在本申请实施例中,上述结构可称之为TDV(Tag Cache-Direct-Victim)Cache。本申请实施例通过TDV结构实现了将DRAM分成了D区和V区两个分区,且D区采用直接映射,V区采用组相联映射,不但结合了直接映射在命中时访问延迟低和组相联映射命中率高的各自优势,而且通过tag Cache来对V区中的部分缓存块对应的tag进行存储,因此在使用大容量DRAM作为片外缓存的场景下,依然可以保证tag Cache发挥作用。
下面结合这种结构,对本申请实施例涉及的数据访问方法进行详细介绍,具体参见下述实施例。需要说明的一点是,在下述实施例中,缓存指代tag Cache、第一存储器指代DRAM、第二存储器指代NVM、第一分区指代D区、第二分区指代V区。如前文所示,所述缓存用于缓存第一存储器的第二分区中的至少部分缓存块对应的tag,第二分区用于缓存从第一分区中替换出来的数据,第二存储器中的一个内存块映射到所述第一分区的一个缓存块,即第一分区采取直接映射;第二存储器中的一个内存块映射到第二分区的一个分组中,即第二分区采取组相联映射。
图7是本申请实施例提供的一种数据访问方法的流程图。参见图7,本申请实施例提供的方法流程包括:
701、处理器接收访问请求,该访问请求中携带有访问地址,处理器根据该访问地址获得待访问的数据的物理地址。
由于软件程序所使用的是逻辑地址,因此处理器在接收到一个逻辑地址形式的访问地址后,还需先将该访问地址转换成物理地址,之后基于物理地址方可实现实际内存访问。换一种表达方式,处理器可通过地址转换技术,实现将接收到的访问请求中携带的访问地址转换为待访问的数据的物理地址。

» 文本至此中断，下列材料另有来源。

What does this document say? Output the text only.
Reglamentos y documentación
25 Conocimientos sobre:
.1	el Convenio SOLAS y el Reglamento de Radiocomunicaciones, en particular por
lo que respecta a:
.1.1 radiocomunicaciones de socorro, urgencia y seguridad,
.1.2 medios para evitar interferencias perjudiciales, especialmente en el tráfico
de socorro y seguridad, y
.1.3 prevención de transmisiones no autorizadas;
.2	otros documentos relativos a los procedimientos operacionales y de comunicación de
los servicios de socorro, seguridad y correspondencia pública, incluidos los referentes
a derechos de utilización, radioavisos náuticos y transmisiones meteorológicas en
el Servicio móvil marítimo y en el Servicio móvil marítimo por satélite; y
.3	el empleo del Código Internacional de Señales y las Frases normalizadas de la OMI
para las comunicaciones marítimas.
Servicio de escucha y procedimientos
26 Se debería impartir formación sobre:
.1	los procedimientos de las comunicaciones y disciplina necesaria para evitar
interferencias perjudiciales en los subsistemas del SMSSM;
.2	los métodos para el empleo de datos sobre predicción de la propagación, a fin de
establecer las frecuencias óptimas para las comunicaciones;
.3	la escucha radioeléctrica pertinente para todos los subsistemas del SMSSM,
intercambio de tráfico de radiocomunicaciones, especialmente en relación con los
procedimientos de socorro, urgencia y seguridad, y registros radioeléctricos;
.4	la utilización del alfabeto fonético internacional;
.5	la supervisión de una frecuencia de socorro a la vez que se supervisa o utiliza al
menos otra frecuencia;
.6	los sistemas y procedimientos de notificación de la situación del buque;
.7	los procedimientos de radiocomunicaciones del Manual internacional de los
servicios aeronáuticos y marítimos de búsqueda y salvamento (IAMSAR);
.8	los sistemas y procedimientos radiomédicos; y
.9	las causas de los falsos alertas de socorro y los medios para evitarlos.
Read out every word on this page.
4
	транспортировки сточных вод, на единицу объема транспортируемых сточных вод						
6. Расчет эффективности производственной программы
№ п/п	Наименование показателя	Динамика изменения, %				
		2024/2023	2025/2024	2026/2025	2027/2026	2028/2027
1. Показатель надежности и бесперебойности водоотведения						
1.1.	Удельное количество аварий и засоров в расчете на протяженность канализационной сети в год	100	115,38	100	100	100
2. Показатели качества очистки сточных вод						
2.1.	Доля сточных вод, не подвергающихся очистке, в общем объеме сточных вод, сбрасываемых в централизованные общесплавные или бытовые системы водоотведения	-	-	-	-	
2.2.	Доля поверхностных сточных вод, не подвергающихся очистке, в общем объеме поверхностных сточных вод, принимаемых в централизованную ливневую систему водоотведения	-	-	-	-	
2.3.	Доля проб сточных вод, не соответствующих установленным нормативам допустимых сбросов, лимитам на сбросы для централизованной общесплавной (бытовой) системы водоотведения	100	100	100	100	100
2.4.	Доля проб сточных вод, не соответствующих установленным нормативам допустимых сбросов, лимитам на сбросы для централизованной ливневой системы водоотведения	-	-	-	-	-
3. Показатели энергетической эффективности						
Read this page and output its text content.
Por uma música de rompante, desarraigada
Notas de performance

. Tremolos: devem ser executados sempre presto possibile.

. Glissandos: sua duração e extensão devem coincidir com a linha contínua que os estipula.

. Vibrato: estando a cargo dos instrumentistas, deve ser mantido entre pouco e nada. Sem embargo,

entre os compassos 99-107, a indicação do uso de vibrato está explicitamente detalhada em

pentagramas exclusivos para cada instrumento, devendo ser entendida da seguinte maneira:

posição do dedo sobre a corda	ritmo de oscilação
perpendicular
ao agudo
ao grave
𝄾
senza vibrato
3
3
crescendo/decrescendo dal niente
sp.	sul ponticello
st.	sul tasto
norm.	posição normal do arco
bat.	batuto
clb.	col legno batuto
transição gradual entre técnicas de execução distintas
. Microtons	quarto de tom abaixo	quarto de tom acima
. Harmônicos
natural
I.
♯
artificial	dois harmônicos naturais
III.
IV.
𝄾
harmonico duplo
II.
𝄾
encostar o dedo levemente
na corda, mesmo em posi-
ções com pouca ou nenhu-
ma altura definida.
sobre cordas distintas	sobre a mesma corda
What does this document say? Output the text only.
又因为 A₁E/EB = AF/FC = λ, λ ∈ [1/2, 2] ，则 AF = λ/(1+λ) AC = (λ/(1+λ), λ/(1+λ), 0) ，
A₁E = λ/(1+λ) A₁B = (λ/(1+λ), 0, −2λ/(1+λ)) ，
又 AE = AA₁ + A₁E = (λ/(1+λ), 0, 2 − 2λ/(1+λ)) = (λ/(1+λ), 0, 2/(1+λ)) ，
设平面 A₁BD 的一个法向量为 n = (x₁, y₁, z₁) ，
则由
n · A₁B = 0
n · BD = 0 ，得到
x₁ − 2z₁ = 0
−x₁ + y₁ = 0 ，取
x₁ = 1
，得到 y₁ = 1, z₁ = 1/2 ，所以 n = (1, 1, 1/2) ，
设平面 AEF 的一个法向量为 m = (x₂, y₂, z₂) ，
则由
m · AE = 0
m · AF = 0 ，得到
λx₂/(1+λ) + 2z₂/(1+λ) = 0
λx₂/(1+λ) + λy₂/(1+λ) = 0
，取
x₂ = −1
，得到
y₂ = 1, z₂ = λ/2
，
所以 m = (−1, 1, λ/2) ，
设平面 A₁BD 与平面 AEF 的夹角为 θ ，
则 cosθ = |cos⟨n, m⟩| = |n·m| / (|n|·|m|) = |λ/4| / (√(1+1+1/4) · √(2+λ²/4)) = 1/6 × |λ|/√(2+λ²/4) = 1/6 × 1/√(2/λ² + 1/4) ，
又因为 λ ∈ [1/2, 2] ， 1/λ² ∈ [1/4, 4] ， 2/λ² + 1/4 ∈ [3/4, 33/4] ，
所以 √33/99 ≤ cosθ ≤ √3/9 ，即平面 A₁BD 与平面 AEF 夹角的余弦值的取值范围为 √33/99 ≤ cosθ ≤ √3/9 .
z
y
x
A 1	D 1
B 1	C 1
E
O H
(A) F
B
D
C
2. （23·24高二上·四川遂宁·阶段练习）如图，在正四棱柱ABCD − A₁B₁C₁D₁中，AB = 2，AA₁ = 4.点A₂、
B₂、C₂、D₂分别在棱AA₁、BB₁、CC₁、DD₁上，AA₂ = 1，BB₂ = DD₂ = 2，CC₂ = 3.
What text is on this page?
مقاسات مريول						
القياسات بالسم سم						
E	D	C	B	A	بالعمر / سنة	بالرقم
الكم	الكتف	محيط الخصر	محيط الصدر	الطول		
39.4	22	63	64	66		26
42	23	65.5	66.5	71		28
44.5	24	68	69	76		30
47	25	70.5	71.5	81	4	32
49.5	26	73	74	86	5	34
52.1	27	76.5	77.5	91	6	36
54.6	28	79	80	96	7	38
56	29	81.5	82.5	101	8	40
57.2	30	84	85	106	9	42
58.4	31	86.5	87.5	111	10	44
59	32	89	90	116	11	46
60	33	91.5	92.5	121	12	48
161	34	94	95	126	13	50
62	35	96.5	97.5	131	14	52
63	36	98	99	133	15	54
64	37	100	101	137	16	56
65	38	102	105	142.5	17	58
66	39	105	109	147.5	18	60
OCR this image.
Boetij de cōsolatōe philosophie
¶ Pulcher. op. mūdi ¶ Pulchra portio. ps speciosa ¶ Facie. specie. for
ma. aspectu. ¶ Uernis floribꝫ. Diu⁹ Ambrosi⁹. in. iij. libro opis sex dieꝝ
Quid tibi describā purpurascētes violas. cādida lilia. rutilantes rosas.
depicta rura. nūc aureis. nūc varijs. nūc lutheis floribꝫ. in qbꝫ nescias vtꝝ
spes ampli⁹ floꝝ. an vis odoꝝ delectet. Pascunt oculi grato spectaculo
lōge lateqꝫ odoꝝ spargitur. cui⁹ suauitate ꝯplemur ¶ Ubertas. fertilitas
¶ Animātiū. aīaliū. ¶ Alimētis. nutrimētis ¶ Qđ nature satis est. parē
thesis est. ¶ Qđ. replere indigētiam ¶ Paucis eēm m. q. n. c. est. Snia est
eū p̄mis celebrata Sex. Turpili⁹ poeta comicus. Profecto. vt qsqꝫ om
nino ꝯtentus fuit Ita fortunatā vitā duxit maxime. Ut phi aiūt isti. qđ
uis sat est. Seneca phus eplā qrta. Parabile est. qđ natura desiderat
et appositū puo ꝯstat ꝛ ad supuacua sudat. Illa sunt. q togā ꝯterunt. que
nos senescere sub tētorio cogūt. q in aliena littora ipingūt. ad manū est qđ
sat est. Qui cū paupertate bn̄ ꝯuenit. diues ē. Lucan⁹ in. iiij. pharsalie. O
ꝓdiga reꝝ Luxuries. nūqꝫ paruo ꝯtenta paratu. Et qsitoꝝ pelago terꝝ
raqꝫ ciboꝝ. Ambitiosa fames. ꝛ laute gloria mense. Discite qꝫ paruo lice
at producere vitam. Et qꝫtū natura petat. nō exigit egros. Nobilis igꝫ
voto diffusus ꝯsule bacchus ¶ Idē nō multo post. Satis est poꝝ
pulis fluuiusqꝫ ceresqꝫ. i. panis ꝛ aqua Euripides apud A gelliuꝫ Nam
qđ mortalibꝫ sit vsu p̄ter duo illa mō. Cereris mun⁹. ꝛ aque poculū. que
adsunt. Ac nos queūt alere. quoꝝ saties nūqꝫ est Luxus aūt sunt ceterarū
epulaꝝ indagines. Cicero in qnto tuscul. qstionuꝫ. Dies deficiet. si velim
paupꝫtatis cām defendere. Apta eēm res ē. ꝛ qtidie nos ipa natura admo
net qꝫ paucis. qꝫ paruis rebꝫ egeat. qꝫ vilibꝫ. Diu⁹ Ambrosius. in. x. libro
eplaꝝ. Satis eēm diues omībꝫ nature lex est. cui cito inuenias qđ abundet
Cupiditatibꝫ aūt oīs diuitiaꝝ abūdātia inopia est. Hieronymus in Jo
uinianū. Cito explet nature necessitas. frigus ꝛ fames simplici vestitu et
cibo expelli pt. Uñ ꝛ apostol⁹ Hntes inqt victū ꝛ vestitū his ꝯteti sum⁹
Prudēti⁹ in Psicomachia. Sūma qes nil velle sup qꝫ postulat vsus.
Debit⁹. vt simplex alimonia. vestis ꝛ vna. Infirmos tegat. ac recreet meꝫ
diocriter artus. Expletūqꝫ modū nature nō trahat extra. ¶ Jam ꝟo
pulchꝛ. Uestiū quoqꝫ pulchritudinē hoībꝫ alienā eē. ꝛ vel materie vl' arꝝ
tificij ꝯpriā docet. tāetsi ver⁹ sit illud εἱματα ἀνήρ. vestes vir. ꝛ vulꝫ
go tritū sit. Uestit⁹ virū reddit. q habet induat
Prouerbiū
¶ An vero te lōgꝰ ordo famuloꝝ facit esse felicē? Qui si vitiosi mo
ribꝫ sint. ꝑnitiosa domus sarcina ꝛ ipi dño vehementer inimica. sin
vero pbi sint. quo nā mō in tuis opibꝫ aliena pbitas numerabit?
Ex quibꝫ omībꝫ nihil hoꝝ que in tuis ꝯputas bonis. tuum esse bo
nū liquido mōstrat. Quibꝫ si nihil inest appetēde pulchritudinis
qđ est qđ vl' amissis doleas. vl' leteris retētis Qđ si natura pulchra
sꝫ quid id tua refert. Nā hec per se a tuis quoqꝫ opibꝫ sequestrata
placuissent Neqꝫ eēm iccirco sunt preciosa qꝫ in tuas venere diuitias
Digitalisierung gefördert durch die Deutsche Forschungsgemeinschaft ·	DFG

702、处理器根据获得的物理地址中的tag确定接收到的访问请求是否命中缓存;如果命中缓存,则执行下述步骤703。如果未命中缓存,则执行下述步骤704。
在本申请实施例中,可采取下述方式来确定接收到的访问请求是否命中缓存:
由于缓存中存储的是第二分区的部分缓存块对应的tag,且第二分区采取组相联映射,因此获得的物理地址可以拆分出来三部分,分别为高地址对应的tag、中间地址对应的一个第二分区的分组的地址、以及低地址对应的块内偏移地址。之后,便可以根据获取到的这个分组的地址,从缓存中存储的tag中获取这个分组中全部缓存块对应的tag,在本申请实施例中称 之为N个tag;接下来,将获得的物理地址中的tag分别与N个tag中的每一个tag进行比对;当获得的物理地址中的tag与N个tag中的一个tag一致时,确定接收到的访问请求命中缓存。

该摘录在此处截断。